Material and Methods

Chemical synthesis

The compounds used in this study were purchased from Sigma-Aldrich Co., Ltd. The melting point for the triazole derivative was determined on an Electrothermal (900 model). Infrared spectra (IR) were recorded using KBr pellets on a Perkin Elmer Lambda 40 spectrometer. 1H and 13C NMR (nuclear magnetic resonance) spectra were recorded on a Varian VXR-300/5 FT NMR spectrometer at 300 and 75.4 MHz (megahertz) in CDCl3 (deuterated chloform) using TMS (tetramethylsilane) as internal standard. EIMS (electron impact mass spectroscopy) spectra were obtained with a Finnigan Trace Gas Chromatography Polaris Q Spectrometer. Elementary analysis data were acquired from a Perkin Elmer Ser. II CHNS/0 2400 elemental analyzer.

Synthesis of 4-butyl-1-(4-nitrobenzoyl)-2,3-dihydro-1H-1,2,3-triazole (compound 3)

A solution of p-nitrobenzoyl azide (100 mg, 0.52 mmol), 1-hexyne (83 μl, 0.73 mmol) and cupric chloride anhydrous (100 mg, 0.74 mmol) in 10 mL of methanol was stirred for 48 h at room temperature. The reaction mixture was evaporated to dryness under reduced pressure and the residue washed 3 times with water. The precipitate was separated and dried at room temperature.

Biological method

All experimental procedures and protocols used in this investigation were reviewed and approved by the Animal care and use Committee of University Autonomous of Campeche (No. PI-420/12) and were in accordance with the guide for the care and use of laboratory animals [13]. Male Wistar rats (n =70); weighing 200-250 g were obtained from University Autonomous of Campeche.

Reagents

All drugs were dissolved in methanol and different dilutions were obtained using Krebs-Henseleit solution (≤ 0.01%, v/v).

Experimental design

Each male rat (200 - 250 g) was anesthetized by injecting with pentobarbital at a dose of 50 mg/Kg body weight. The chest was opened, and a loose ligature passed through the ascending aorta. The heart was then rapidly removed and immersed in ice cold physiologic saline solution. The heart was trimmed of non-cardiac tissue and retrograde perfused via a circulating perfusion system at a constant flow rate. The perfusion medium was the Krebs- Henseleit solution (pH = 7.4, 37°C) composed of (in mmol); 117.8, NaCl; 6, KCl; 1.75, CaCl2; 1.2, NaH2PO4; 1.2, MgSO4; 24.2, NaHCO3; 5, glucose; and 5, sodium pyruvate. The solution was actively bubbled with a mixture of O2/CO2 (95:5/5 %). The coronary flow was adjusted with a variable speed peristaltic pump. An initial perfusion rate of 15 ml/min for 5 min was followed by a 15 min equilibration period at a perfusion rate of 10 ml/min. All experimental measurements were done after this equilibration period.

Perfusion pressure

Evaluation of measurements of perfusion pressure changes induced by drugs administration in this study were assessed using a pressure transducer connected to the chamber where the hearts were mounted and the results entered into a computerized data capture system (Biopac).

Inotropic activity

Contractile function was assessed by measuring left ventricular developed pressure (LV/dP), using a saline-filled latex balloon (0.01 mm, diameter) inserted into the left ventricle via the left atrium. The latex balloon was bound to cannula which was linked to pressure transducer that was connected with the MP100 data acquisition system.

Biological evaluation

First stage

Effect induced by the triazole derivative and the compound p-nitrobenzoyl azide on perfusion pressure: Changes in perfusion pressure as a consequence of increase in time (3 to 18 min) in the absence (control) and presence of the triazole derivative or p-nitrobenzoyl azide at a concentration of 0.001 nM were determined. The effects were obtained in isolated hearts perfused at a constant- flow rate of 10 ml/min.
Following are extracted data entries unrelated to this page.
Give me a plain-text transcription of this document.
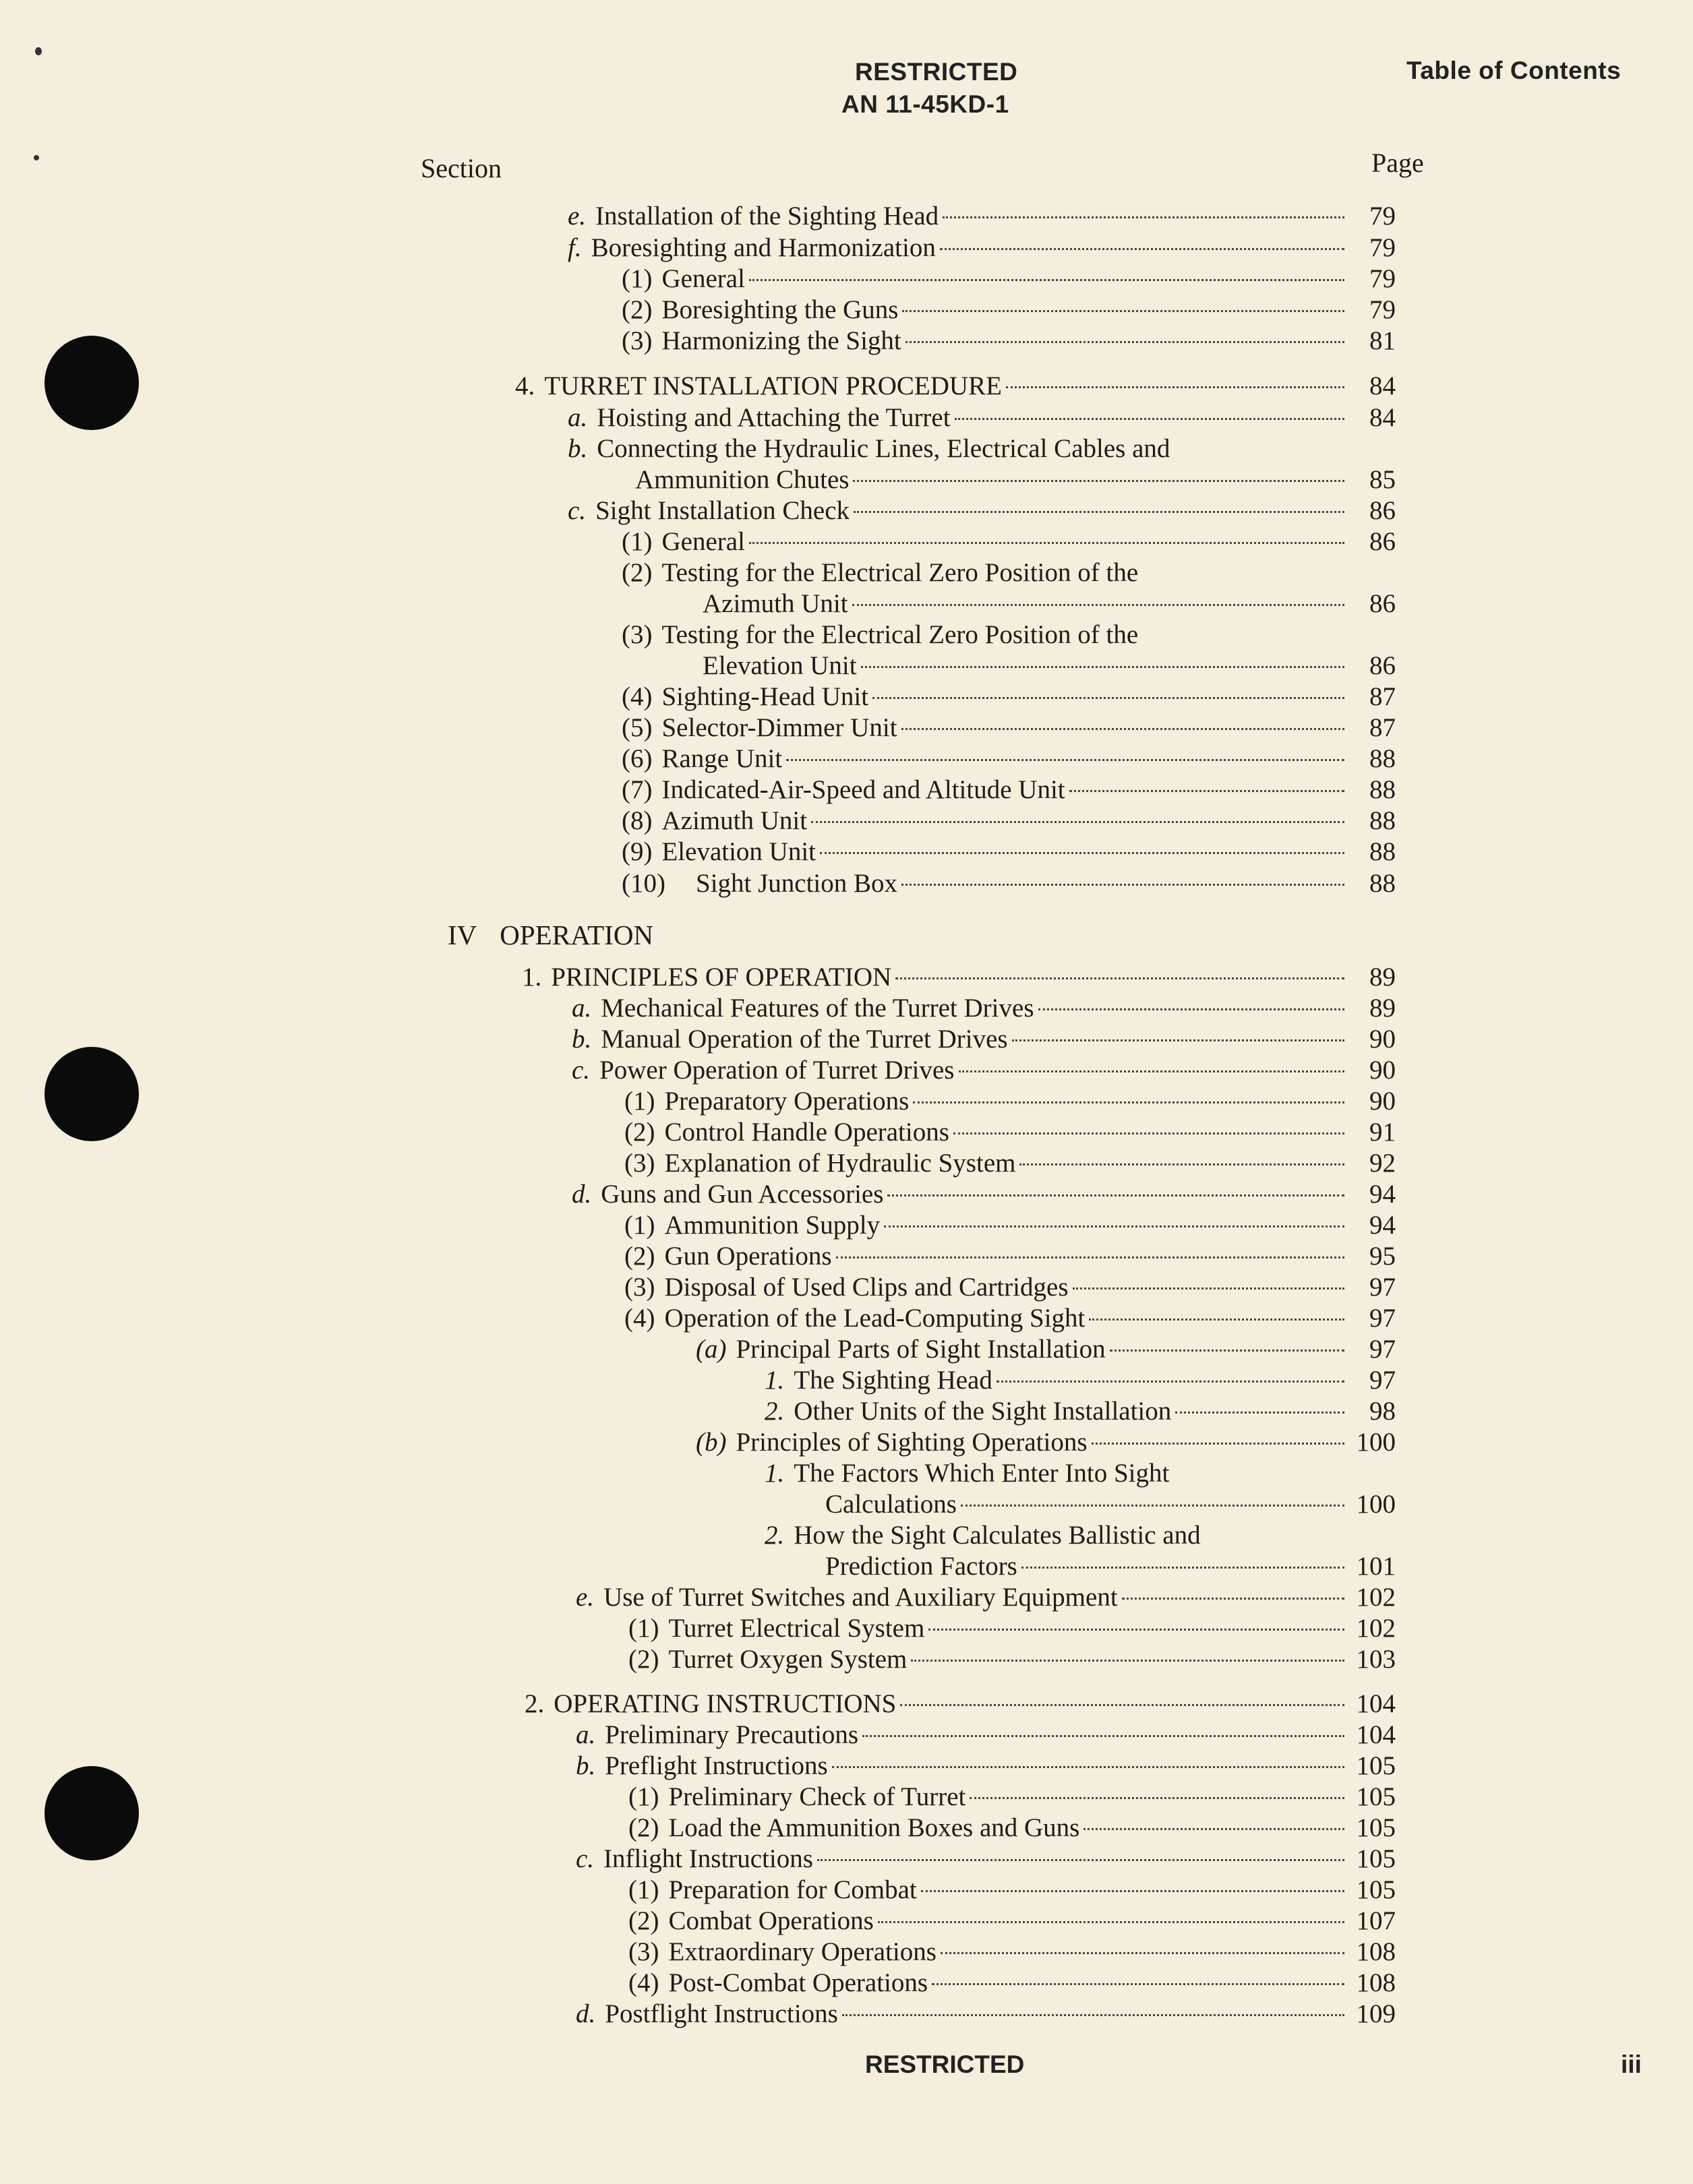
RESTRICTED
AN 11-45KD-1
Table of Contents
Section	Page
e. Installation of the Sighting Head	79
f. Boresighting and Harmonization	79
(1) General	79
(2) Boresighting the Guns	79
(3) Harmonizing the Sight	81
4. TURRET INSTALLATION PROCEDURE	84
a. Hoisting and Attaching the Turret	84
b. Connecting the Hydraulic Lines, Electrical Cables and
Ammunition Chutes	85
c. Sight Installation Check	86
(1) General	86
(2) Testing for the Electrical Zero Position of the
Azimuth Unit	86
(3) Testing for the Electrical Zero Position of the
Elevation Unit	86
(4) Sighting-Head Unit	87
(5) Selector-Dimmer Unit	87
(6) Range Unit	88
(7) Indicated-Air-Speed and Altitude Unit	88
(8) Azimuth Unit	88
(9) Elevation Unit	88
(10)	Sight Junction Box	88
IV OPERATION
1. PRINCIPLES OF OPERATION	89
a. Mechanical Features of the Turret Drives	89
b. Manual Operation of the Turret Drives	90
c. Power Operation of Turret Drives	90
(1) Preparatory Operations	90
(2) Control Handle Operations	91
(3) Explanation of Hydraulic System	92
d. Guns and Gun Accessories	94
(1) Ammunition Supply	94
(2) Gun Operations	95
(3) Disposal of Used Clips and Cartridges	97
(4) Operation of the Lead-Computing Sight	97
(a) Principal Parts of Sight Installation	97
1. The Sighting Head	97
2. Other Units of the Sight Installation	98
(b) Principles of Sighting Operations	100
1. The Factors Which Enter Into Sight
Calculations	100
2. How the Sight Calculates Ballistic and
Prediction Factors	101
e. Use of Turret Switches and Auxiliary Equipment	102
(1) Turret Electrical System	102
(2) Turret Oxygen System	103
2. OPERATING INSTRUCTIONS	104
a. Preliminary Precautions	104
b. Preflight Instructions	105
(1) Preliminary Check of Turret	105
(2) Load the Ammunition Boxes and Guns	105
c. Inflight Instructions	105
(1) Preparation for Combat	105
(2) Combat Operations	107
(3) Extraordinary Operations	108
(4) Post-Combat Operations	108
d. Postflight Instructions	109
RESTRICTED	iii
Evaluation of effects exerted by the triazole derivative and the compound p-nitrobenzoyl azide on coronary resistance: Coronary resistance in the absence (control) and presence of the triazole derivative or p-nitrobenzoyl azide at a concentration of 0.001 nM was evaluated. The effects were obtained in isolated hearts perfused at a constant flow rate of 10 ml/min. Since a constant flow was used, changes in coronary pressure reflected the changes in coronary resistance.

Second stage

Effects induced by the triazole derivative on left ventricular pressure through adrenergic receptors. Intracoronary boluses (50 μl) of the triazole derivative (0.001 to 100 nM) were administered and the corresponding effect on the left ventricular pressure was determined. The dose-response curve (control) was repeated in the presence of prazosin or metoprolol at a concentration of 1 nM (duration of preincubation with prazosin or metoprolol was for 10 min equilibration period).

Effects of the triazole derivative on left ventricular pressure through the calcium channel activation: Intracoronary boluses (50 μl) of the triazole derivative [0.001 to 100 nM] were administered and the corresponding effect on the left ventricular pressure was evaluated. The doseresponse curve (control) was repeated in the presence of nifedipine at a concentration of 1 nM (duration of the preincubation with nifedipine was 10 min).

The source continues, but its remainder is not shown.